Community Contributor | Dan Lane, UNC Chapel Hill
If you are reading this article, you are probably one of the fortunate ones. Chances are you can trust that the glass of water in front of you is safe to drink. Sadly, that’s not the case for about a quarter of the world’s population. Nearly two billion people around the world get sick every year from untreated water. Of those affected, nearly two million die, including 750,000 children.
Simply put, contaminated water leads to more deaths than HIV/AIDS.
The silent assassins are bacteria like E. coli, which find their way from fecal waste into the local water supply. You can’t see it, smell it, or taste it, but it can kill you. Water may be a source of life, but it is also a vessel of disease and death. Ideally, everyone would have access to safe, treated water. But building that kind of infrastructure -- especially in remote areas -- takes time and money, something many governments and nongovernment organizations (NGOs) lack.
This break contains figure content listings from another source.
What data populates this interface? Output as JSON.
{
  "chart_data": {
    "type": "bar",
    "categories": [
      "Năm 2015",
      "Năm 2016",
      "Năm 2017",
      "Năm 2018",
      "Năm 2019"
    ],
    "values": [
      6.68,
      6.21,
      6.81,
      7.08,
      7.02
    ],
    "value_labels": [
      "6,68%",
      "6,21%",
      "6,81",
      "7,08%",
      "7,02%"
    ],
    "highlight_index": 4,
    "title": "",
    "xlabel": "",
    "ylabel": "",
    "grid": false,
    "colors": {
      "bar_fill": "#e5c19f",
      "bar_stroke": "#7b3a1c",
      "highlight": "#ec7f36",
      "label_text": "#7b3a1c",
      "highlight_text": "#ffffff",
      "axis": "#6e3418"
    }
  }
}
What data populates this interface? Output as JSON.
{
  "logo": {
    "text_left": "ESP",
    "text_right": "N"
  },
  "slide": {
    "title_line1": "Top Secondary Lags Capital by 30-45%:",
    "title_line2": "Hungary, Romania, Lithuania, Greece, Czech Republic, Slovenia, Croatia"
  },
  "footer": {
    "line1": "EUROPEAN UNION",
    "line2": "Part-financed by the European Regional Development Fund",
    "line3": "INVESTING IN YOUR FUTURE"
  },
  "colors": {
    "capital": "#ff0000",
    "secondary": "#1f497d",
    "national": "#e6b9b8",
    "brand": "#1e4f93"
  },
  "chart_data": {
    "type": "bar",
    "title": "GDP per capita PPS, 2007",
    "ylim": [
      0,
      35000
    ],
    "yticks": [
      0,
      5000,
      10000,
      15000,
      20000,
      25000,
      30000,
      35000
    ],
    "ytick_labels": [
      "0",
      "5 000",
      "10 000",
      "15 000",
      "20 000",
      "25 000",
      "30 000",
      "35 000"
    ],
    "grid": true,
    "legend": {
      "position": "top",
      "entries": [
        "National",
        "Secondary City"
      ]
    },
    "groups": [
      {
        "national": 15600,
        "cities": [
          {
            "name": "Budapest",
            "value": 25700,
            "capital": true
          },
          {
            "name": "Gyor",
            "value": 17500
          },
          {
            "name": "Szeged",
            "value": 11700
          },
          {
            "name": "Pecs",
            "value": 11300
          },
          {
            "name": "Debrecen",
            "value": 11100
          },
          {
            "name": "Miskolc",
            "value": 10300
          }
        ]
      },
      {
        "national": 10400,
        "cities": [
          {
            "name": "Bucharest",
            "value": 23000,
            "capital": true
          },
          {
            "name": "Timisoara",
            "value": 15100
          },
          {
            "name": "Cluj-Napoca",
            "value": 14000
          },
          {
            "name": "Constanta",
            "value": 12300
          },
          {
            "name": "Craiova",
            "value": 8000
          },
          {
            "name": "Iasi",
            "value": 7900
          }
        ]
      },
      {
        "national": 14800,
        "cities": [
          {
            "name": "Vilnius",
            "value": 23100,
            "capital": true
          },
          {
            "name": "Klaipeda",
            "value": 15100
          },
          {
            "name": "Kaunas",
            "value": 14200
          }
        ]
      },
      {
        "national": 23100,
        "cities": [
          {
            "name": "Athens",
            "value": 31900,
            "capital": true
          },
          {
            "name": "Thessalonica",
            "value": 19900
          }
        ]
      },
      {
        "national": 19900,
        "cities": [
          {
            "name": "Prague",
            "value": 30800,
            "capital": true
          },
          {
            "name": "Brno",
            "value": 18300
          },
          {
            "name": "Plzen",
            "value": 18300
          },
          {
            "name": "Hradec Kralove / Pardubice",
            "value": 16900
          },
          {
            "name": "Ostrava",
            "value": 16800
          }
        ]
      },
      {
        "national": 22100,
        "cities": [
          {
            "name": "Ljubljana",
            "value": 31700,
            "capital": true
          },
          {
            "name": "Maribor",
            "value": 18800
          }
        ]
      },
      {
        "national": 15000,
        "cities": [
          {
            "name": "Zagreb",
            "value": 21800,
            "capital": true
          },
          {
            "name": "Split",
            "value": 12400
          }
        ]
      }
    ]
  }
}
In the meantime, the best strategy for reducing the risk of contracting water-borne illnesses is to determine where the bacterial bad guys are lurking.

The problem is that most detection methods are prohibitively expensive and technical, and getting the results takes a long time. Many tests require taking specialized gear -- test tubes, pipettes, and sterilizing equipment -- to the water source. Another option is to ship water samples from the field to commercial labs around the world. Both methods require trained technicians and can push the price up to $100 per test. Such high costs have severely limited the number of water-quality tests being conducted in at-risk regions -- until now.
Enter Dr. Mark Sobsey, a professor of public health at the University of North Carolina-Chapel Hill. Sobsey developed a cheap and simple test to determine how many E. coli bacteria live in a given water sample. His Compartment Bag Test (CBT), which looks like a plastic reclosable bag with five internal compartments, doesn’t require fancy lab equipment or trained technicians. It’s designed to be used by anyone anywhere.